Exactly how am I supposed to take care of me? Not give my mom her pills in the morning? Go to the gym instead? Not take her to physical therapy? Not help my kids with their homework or fix dinner? Just soak in the bathtub all day? Right…
Yes, the stress builds and you can’t sleep, you’ve gained 40 pounds and you’re pretty sure you’re depressed but you don’t care to go to the trouble it would take to find out. Self care sounds like a fairy tale most days, but don’t think that the self-help movement is some new-age 70s feel good way of thinking. It’s not. In fact, it’s as old as Socrates…
One of my favorite books is Eye Witness to History, edited by John Carey. It’s first hand accounts recorded throughout history, and as a memoirist and writer, I love having a front row seat to the most stunning and scary historical moments man has ever witnessed.
The first account is written by Plato and recounts the death of Socrates. The year was 399 B.C., and for those of you (us) who might be a bit fuzzy about Greek history, Socrates was a philosopher and teacher, (and he’s still widely debated today–both as an individual and for his teachings). He got in a bit of trouble with the Atenian government and was considered a “gadfly” (a fly who stings the horse into action). He wound up in prison and was proved guilty of corrupting the minds of the youth of Athens (political minds, that is) and was ordered to drink a deadly mix of hemlock poison, which killed him.
On the last day of Socrates life, his friends, including Plato came to visit him and asked, “Do you wish to leave any directions with us about your children, or anything else. What can we do to serve you?”
Socrates replied: “Nothing new. If you take care of yourselves , you will serve me and mine and yourselves.”
So this idea of caring for yourself first is the best way to care for another isn’t new. It just makes sense and that’s why it’s been around for so long. When we “sacrifice” ourselves for too long, we lose ourselves, we deplete who we are. Sometimes it’s needed–giving all you have–but it isn’t a sustainable long-term model.
During the last couple of years of my mom’s life (she had Parkinson’s, heart disease and Alzheimer’s), I can tell you, there wasn’t a whole lot of self-care going on.

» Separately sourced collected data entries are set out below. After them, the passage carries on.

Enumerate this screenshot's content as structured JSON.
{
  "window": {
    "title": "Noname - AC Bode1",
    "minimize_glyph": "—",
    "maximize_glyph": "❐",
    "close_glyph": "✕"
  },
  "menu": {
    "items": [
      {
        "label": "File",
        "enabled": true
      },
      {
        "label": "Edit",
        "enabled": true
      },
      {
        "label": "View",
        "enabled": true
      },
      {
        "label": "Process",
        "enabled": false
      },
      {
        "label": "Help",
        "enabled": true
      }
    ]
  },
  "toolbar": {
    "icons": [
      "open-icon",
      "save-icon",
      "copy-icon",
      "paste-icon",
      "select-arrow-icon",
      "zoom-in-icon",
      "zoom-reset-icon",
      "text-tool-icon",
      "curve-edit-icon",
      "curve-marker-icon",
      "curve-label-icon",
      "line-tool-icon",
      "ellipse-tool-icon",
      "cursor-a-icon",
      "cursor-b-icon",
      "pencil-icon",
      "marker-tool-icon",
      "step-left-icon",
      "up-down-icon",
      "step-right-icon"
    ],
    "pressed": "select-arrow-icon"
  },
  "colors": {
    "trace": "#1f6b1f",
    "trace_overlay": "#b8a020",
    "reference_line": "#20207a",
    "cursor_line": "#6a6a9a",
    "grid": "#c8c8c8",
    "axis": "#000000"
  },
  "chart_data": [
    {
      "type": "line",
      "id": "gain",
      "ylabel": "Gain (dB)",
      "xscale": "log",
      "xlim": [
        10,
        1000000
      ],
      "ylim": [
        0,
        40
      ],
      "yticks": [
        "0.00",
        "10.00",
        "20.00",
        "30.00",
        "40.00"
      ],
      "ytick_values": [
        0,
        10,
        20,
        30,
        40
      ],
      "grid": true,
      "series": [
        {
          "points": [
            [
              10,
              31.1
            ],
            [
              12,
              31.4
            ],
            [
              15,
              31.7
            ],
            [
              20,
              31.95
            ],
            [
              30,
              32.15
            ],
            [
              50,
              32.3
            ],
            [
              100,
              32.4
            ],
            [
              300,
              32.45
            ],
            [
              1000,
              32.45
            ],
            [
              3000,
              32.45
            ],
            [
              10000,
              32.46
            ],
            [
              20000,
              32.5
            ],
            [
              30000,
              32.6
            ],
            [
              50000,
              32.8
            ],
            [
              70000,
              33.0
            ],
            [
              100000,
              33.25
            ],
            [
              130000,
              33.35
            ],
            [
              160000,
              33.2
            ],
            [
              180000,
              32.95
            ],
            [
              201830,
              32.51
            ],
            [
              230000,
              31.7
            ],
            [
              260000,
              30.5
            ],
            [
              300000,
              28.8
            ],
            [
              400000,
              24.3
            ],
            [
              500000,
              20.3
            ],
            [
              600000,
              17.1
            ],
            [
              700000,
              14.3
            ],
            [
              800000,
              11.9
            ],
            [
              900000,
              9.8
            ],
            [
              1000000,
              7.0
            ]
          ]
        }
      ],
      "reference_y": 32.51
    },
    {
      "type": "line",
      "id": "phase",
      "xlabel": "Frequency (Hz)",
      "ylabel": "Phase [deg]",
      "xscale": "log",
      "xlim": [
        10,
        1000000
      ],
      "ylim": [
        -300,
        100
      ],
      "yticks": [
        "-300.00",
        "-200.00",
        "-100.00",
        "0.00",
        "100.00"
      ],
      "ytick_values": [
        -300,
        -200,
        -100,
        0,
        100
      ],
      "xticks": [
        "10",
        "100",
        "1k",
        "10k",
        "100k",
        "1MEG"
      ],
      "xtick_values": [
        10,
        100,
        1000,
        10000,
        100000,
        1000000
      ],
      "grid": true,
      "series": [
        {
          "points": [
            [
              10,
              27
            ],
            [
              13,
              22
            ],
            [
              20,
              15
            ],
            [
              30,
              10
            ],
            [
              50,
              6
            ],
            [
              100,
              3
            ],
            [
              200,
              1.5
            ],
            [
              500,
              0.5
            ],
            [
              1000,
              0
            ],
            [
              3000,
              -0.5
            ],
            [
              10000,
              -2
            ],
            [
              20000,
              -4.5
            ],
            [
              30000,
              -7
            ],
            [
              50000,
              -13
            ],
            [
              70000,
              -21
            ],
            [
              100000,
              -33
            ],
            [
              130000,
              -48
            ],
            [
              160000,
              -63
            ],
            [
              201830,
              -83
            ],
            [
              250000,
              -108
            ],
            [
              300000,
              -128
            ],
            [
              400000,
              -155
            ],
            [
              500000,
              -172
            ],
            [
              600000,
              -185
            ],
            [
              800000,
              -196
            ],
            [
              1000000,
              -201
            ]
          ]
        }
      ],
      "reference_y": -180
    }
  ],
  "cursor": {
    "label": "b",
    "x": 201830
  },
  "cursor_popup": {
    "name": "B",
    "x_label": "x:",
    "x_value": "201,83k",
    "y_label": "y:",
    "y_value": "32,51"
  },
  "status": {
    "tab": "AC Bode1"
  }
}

I had to pull it out–long hours, lifting my mom, hospital stay after hospital stay. I rested when I could–napped in the middle of the day–or any other time for that matter, took long showers. when my family members could take over “mom duty.”
I simplified my life–letting go of work, friends, saying goodbye to many activities–but I held onto a few lifelines. I journaled every day. Not a lot, but when the tears or screams built inside, I’d anchor them onto a page. I slipped outside to pray and think, allowing nature to nurture me. I returned to take a college class one night a week–up until the last six months of my mom’s life. I got a new puppy to bring us all joy and laughter and remind us that life does indeed go on. Other aspects of my life were put on hold. That’s just part of it–for a season.
Self-care isn’t always a bubble bath and candles. It isn’t impractical nor is it selfish. The only way for a caregiver to do it is to incorporate small amounts of self-care throughout the day. Read a line or two of a poem. Buy your favorite coffee and refuse to get up off that couch and take care of anyone until you drink that first cup. Put a lock on your bedroom door and use it. Take short five-minute walks in your yard. That may be all the self-care you get to, but those few snatched moments here and there add up. You’ll find a sense of calm comes over you when you’ve honored your own soul.
Take care of you and yours and you will serve me well. Good advice. No wonder Socrates is still remembered today.